Le policier de le Temps, le temps, que son métier a «rendu plus sensible au lieu de l’endurcir», n’a qu’un rôle secondaire car le héros juge «qu’il valait mieux ne pas gaspiller son unique piste en la confiant à la police». La copine de Taler a été assassinée et il veut assassiner l’assassin. Il comprend vite que son curieux voisin, octogénaire veuf, est un «hurluberlu» qui prétend que «le temps n’existe pas» et que, si on remet le monde en l’état où il était du vivant de sa femme, ce sera comme si sa femme n’était pas morte.
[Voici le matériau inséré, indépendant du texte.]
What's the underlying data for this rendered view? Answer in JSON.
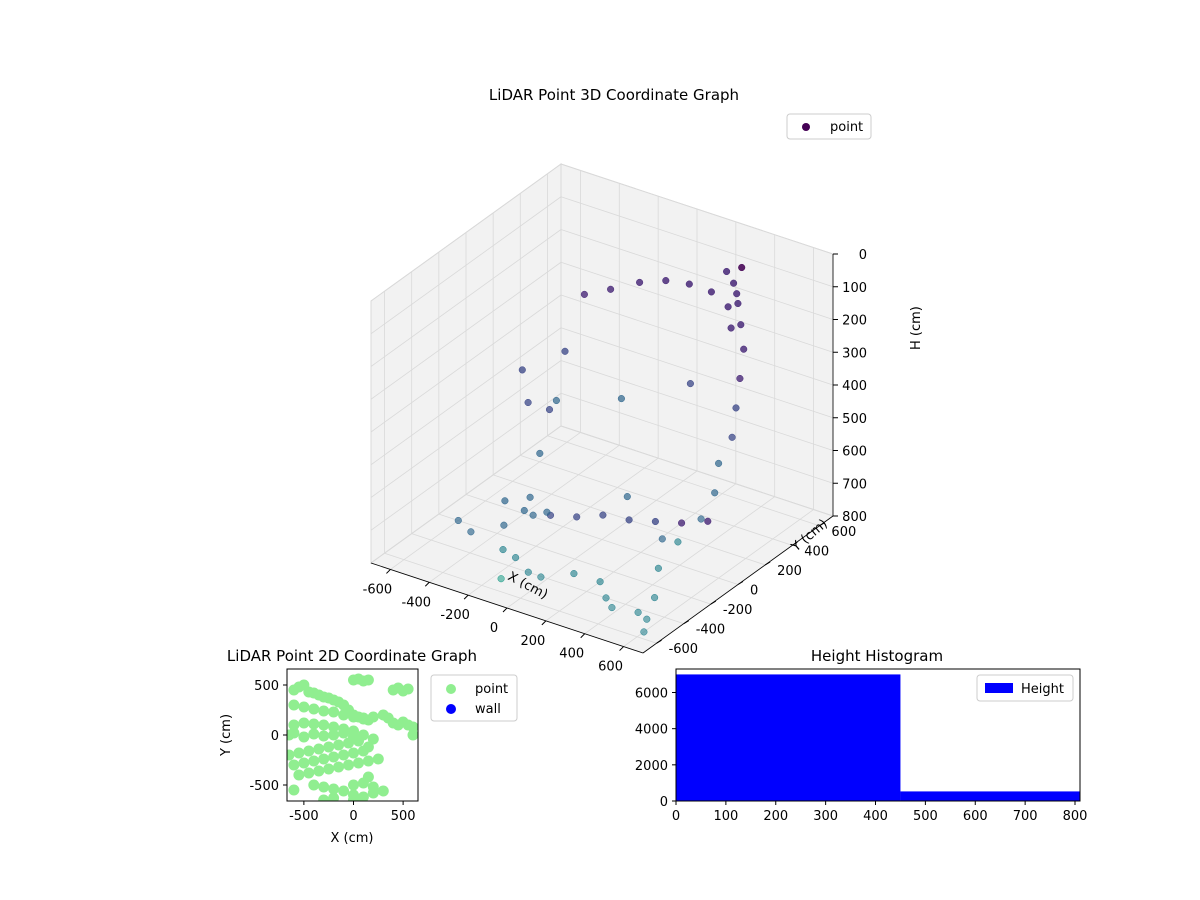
{
  "colors": {
    "viridis": [
      "#440154",
      "#482878",
      "#3e4989",
      "#31688e",
      "#26828e",
      "#1f9e89",
      "#35b779",
      "#6ece58",
      "#b5de2b",
      "#fde725"
    ],
    "point_2d": "#90ee90",
    "wall_2d": "#0000ff",
    "hist_bar": "#0000ff",
    "pane": "#f2f2f2",
    "grid": "#d9d9d9"
  },
  "chart_data": [
    {
      "type": "scatter",
      "projection": "3d",
      "title": "LiDAR Point 3D Coordinate Graph",
      "xlabel": "X (cm)",
      "ylabel": "Y (cm)",
      "zlabel": "H (cm)",
      "xlim": [
        -700,
        700
      ],
      "ylim": [
        -700,
        700
      ],
      "zlim": [
        800,
        0
      ],
      "xticks": [
        -600,
        -400,
        -200,
        0,
        200,
        400,
        600
      ],
      "yticks": [
        -600,
        -400,
        -200,
        0,
        200,
        400,
        600
      ],
      "zticks": [
        0,
        100,
        200,
        300,
        400,
        500,
        600,
        700,
        800
      ],
      "grid": true,
      "legend": {
        "position": "upper right",
        "entries": [
          "point"
        ]
      },
      "colormap": "viridis",
      "series": [
        {
          "name": "point",
          "x": [
            -300,
            -200,
            -100,
            0,
            100,
            200,
            300,
            350,
            -330,
            -340,
            -320,
            -300,
            -250,
            -200,
            250,
            300,
            330,
            350,
            400,
            450,
            500,
            550,
            600,
            600,
            650,
            650,
            600,
            -500,
            -400,
            -300,
            -200,
            -100,
            0,
            100,
            200,
            300,
            -600,
            -500,
            -400,
            -300,
            -200,
            -100,
            0,
            100,
            200,
            300,
            400,
            500,
            600,
            -550,
            -450,
            -200,
            100,
            200,
            350,
            450,
            500,
            550,
            580,
            300,
            -100
          ],
          "y": [
            300,
            350,
            420,
            470,
            500,
            520,
            500,
            450,
            200,
            100,
            0,
            -100,
            -150,
            -120,
            560,
            540,
            520,
            500,
            450,
            400,
            300,
            200,
            100,
            0,
            -100,
            -200,
            -300,
            0,
            0,
            50,
            100,
            150,
            200,
            250,
            300,
            350,
            -200,
            -250,
            -150,
            -300,
            -350,
            -400,
            -450,
            -350,
            -300,
            -400,
            -500,
            -450,
            -550,
            200,
            100,
            -50,
            0,
            -100,
            150,
            -200,
            -300,
            -400,
            -500,
            600,
            -600
          ],
          "h": [
            200,
            180,
            160,
            150,
            150,
            160,
            180,
            220,
            350,
            500,
            600,
            700,
            730,
            720,
            100,
            120,
            140,
            160,
            200,
            250,
            300,
            350,
            400,
            450,
            500,
            550,
            600,
            780,
            790,
            800,
            800,
            790,
            800,
            800,
            800,
            790,
            800,
            800,
            790,
            800,
            790,
            800,
            780,
            780,
            800,
            800,
            780,
            790,
            800,
            450,
            500,
            400,
            350,
            600,
            300,
            650,
            700,
            750,
            780,
            90,
            760
          ]
        }
      ]
    },
    {
      "type": "scatter",
      "title": "LiDAR Point 2D Coordinate Graph",
      "xlabel": "X (cm)",
      "ylabel": "Y (cm)",
      "xlim": [
        -670,
        650
      ],
      "ylim": [
        -660,
        660
      ],
      "xticks": [
        -500,
        0,
        500
      ],
      "yticks": [
        -500,
        0,
        500
      ],
      "legend": {
        "position": "right",
        "entries": [
          "point",
          "wall"
        ]
      },
      "series": [
        {
          "name": "point",
          "x": [
            -600,
            -550,
            -500,
            -450,
            -400,
            -350,
            -300,
            -250,
            -200,
            -150,
            -100,
            -50,
            0,
            50,
            100,
            150,
            -600,
            -500,
            -400,
            -300,
            -200,
            -100,
            0,
            100,
            200,
            300,
            350,
            400,
            450,
            500,
            550,
            600,
            -600,
            -500,
            -400,
            -300,
            -200,
            -100,
            0,
            -650,
            -600,
            -500,
            -400,
            -300,
            -200,
            -100,
            0,
            100,
            200,
            -650,
            -550,
            -450,
            -350,
            -250,
            -150,
            -50,
            50,
            150,
            -600,
            -500,
            -400,
            -300,
            -200,
            -100,
            0,
            100,
            -550,
            -450,
            -350,
            -250,
            -150,
            -50,
            50,
            150,
            250,
            -600,
            -400,
            -300,
            -200,
            -100,
            0,
            100,
            200,
            300,
            0,
            50,
            100,
            150,
            400,
            450,
            500,
            550,
            600,
            -300,
            -200,
            0,
            100,
            200,
            150,
            0
          ],
          "y": [
            450,
            480,
            500,
            430,
            420,
            400,
            380,
            370,
            350,
            330,
            300,
            250,
            200,
            180,
            160,
            150,
            300,
            280,
            260,
            240,
            230,
            200,
            180,
            170,
            180,
            200,
            170,
            120,
            100,
            130,
            100,
            80,
            100,
            120,
            110,
            100,
            80,
            60,
            40,
            0,
            20,
            -20,
            10,
            -10,
            0,
            20,
            -20,
            0,
            -40,
            -200,
            -180,
            -160,
            -140,
            -120,
            -100,
            -80,
            -60,
            -120,
            -300,
            -280,
            -260,
            -240,
            -220,
            -200,
            -180,
            -160,
            -400,
            -380,
            -360,
            -340,
            -320,
            -300,
            -280,
            -260,
            -240,
            -550,
            -500,
            -520,
            -540,
            -560,
            -500,
            -480,
            -520,
            -560,
            550,
            560,
            540,
            550,
            450,
            470,
            440,
            460,
            0,
            -650,
            -630,
            -600,
            -620,
            -580,
            -420,
            -650
          ]
        },
        {
          "name": "wall",
          "x": [],
          "y": []
        }
      ]
    },
    {
      "type": "bar",
      "subtype": "histogram",
      "title": "Height Histogram",
      "xlim": [
        0,
        810
      ],
      "ylim": [
        0,
        7300
      ],
      "xticks": [
        0,
        100,
        200,
        300,
        400,
        500,
        600,
        700,
        800
      ],
      "yticks": [
        0,
        2000,
        4000,
        6000
      ],
      "legend": {
        "position": "upper right",
        "entries": [
          "Height"
        ]
      },
      "bins": [
        [
          0,
          450
        ],
        [
          450,
          810
        ]
      ],
      "values": [
        7000,
        530
      ],
      "series": [
        {
          "name": "Height",
          "values": [
            7000,
            530
          ]
        }
      ]
    }
  ]
}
Il s’agit donc de faire correspondre la vue qu’il a aujourd’hui à celle qui apparaissait sur les photos d’il y a vingt ans. Il faut tromper le temps comme la femme du veuf voulait «tromper le corps» en se conduisant comme si de rien n’était quand elle était malade. L’hurluberlu n’est pas seul, c’est toute une secte qu’aide Taler. «- Tu n’y crois pas, mais tu fais tout cela dans l’espoir que tu te trompes./ - C’est le seul qui me reste.» Mais quand on commence avec la tromperie, on ne sait jamais où ça va s’arrêter, ni le personnage ni, surtout, le lecteur. A propos de Taler, dans le premier tiers du roman : «Il se réveilla parce que quelqu’un pleurait bruyamment, et constata que c’était lui.» Il n’y a pas que les autres qu’il faut rouler, tout le monde peut se tromper soi-même.

David Carkeet Le linguiste était presque parfait. Traduit de l’anglais (Etats-Unis) par Nicolas Richard. Monsieur Toussaint Louverture, 272 pp., 19 €. Martin Suter Le Temps, le temps Traduit de l’allemand par Olivier Mannoni. Bourgois, 318 pp., 18 €.